Knowledge exchange favors the design of IDH’s strategy in Colombia
Learning from practice and being able to design better action strategies. This is what motivated an exchange between IDH Brazil and Colombia teams, held in November.
IDH teams during visit to the municipalities in Colombia for action planning
Carolina Tenório, Senior Program Manager at IDH Colombia and Francisco León, IDH Colombia Program Officer, were in Brazil to fulfill an agenda that included meetings and field visits.
In Cuiabá-MT, they learned, in detail, the work carried out by the State Secretariat of the Environment (Sema-MT), which involves the processes of combating illegal deforestation and environmental regularization (through the Rural Environmental Register), including the new deforestation monitoring system in real time. Still in Cuiabá, the Colombian team gathered with the PCI Institute’s executive director, Fernando Sampaio, to collect information to be used in the design of a multi-stakeholder territorial approach strategy in progress in that country.
After that, they started a road trip accompanied by IDH’s team in Cuiabá, and visited the town of Sorriso, where they could check how the PCI landing in the field happens – in practice. In addition to meetings with members of the local PCI Compact, León and Tenório visited some productive properties to gather as much information as possible.
“For us it was a very precious moment, as we are starting similar work in Colombia. Undoubtedly, information on how the Compacts are being developed in Mato Grosso will help us design our strategy in Colombia, based on the lessons learned and the challenges overcome,” Carolina Tenório explained.
The proposal for action in Colombia was presented in October, at an event attended by the Deputy Minister of Agricultural Affairs, Colombian Ministry of Agriculture and Rural Development, Marcela Urueña, by IDH Brazil and Latin America Director Daniela Mariuzzo, and by several partners of AgroColombia Productiva y Sostenible, a public-private alliance supported by the National Government with the mission to identify, align and expand sustainable practices to foster agricultural development.
Our proposal is to work with a view to territorial development, increasing productivity while ensuring the agricultural sustainability of the Departments of Cesar, Magdalena and Huila.
To assist in the design of this territorial approach strategy, Guilherme Justo, IDH Brazil Program Manager, has also been to Colombia. The purpose of his visit between November and early December was visiting the locations to define the municipalities where the activities will be developed, in a similar model to that of Mato Grosso: Municipal compacts in the PPI (Production, Preservation and Inclusion) approach.

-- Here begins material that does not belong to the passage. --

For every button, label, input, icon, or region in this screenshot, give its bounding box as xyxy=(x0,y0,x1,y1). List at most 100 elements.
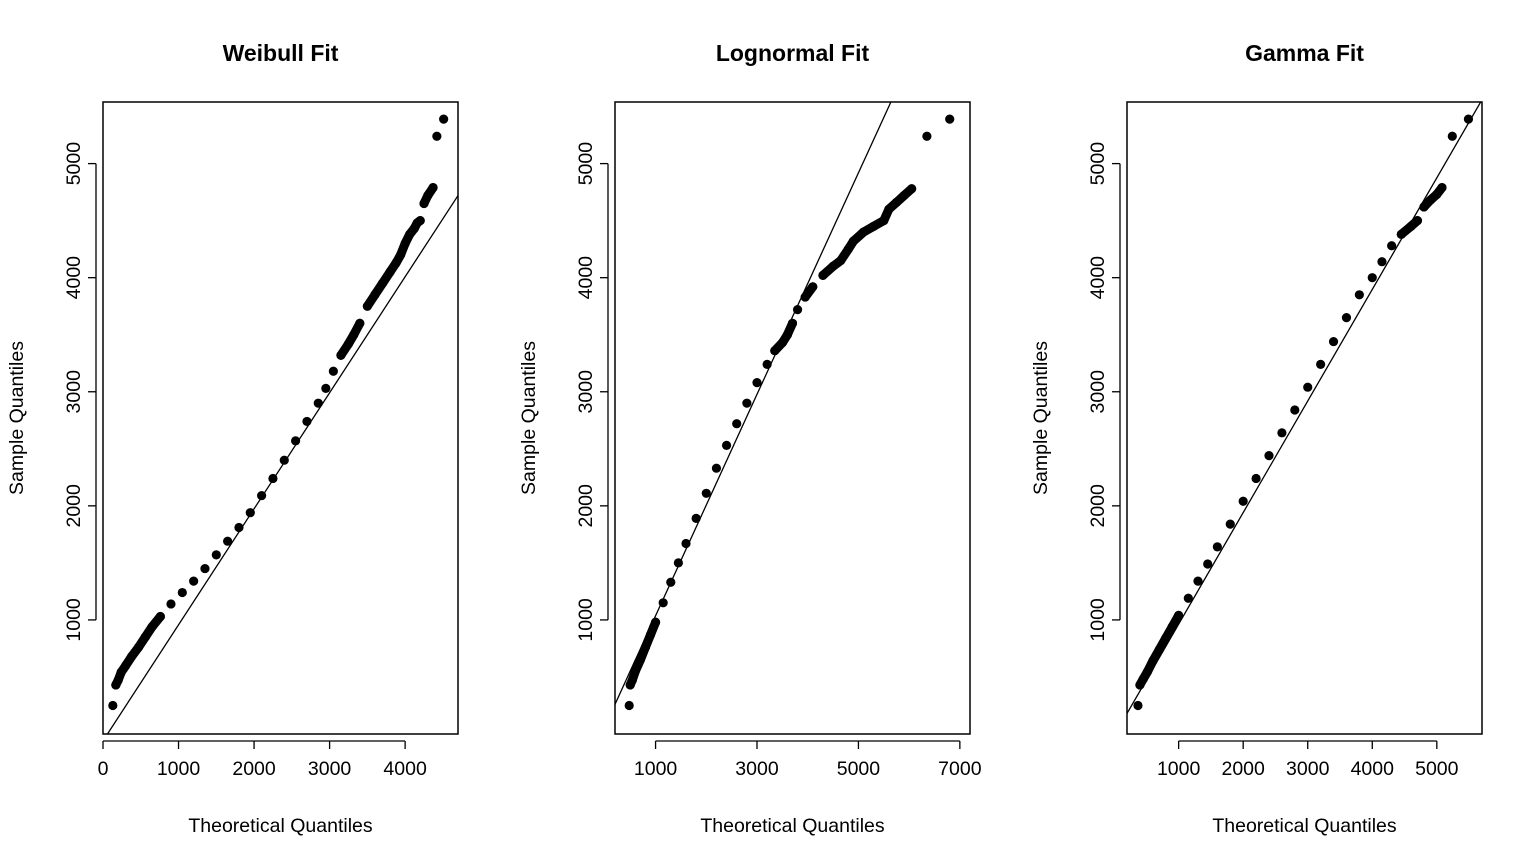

In Magdalena, the organization of the agenda was supported by the Swiss Embassy and the IDH team was accompanied by the National Federation of Palm Oil Producers (Fedepalma), as the product will initially be the flagship of the Production line, that may add other crops in the future.
In Cesar, five municipalities that are part of the mining axis were visited, with the strongest presence of coal mines. With the changes in public policies to replace coal as an energy matrix, this activity tends to decline. Then, it will be necessary to prepare these municipalities by offering alternatives that avoid a situation of economic chaos. In this department/state, this means working with coffee, cocoa and banana – among others crops that may arise. Now in Huila, the aptitude is for the work with cocoa.
“What was clear to us during these visits is that water use is a key topic that unites everyone in a common goal. So we also need to think about means to improve the management and access to this natural resource in all territories”, Justo added.
As part of the travel agenda scheduled, Justo was also welcomed by some newly elected mayors, who will take office in January 2020, to present the proposed action.
The next steps to be taken will be to hold meetings with key actors and teams from the city halls to make a more precise design of the activities to be developed.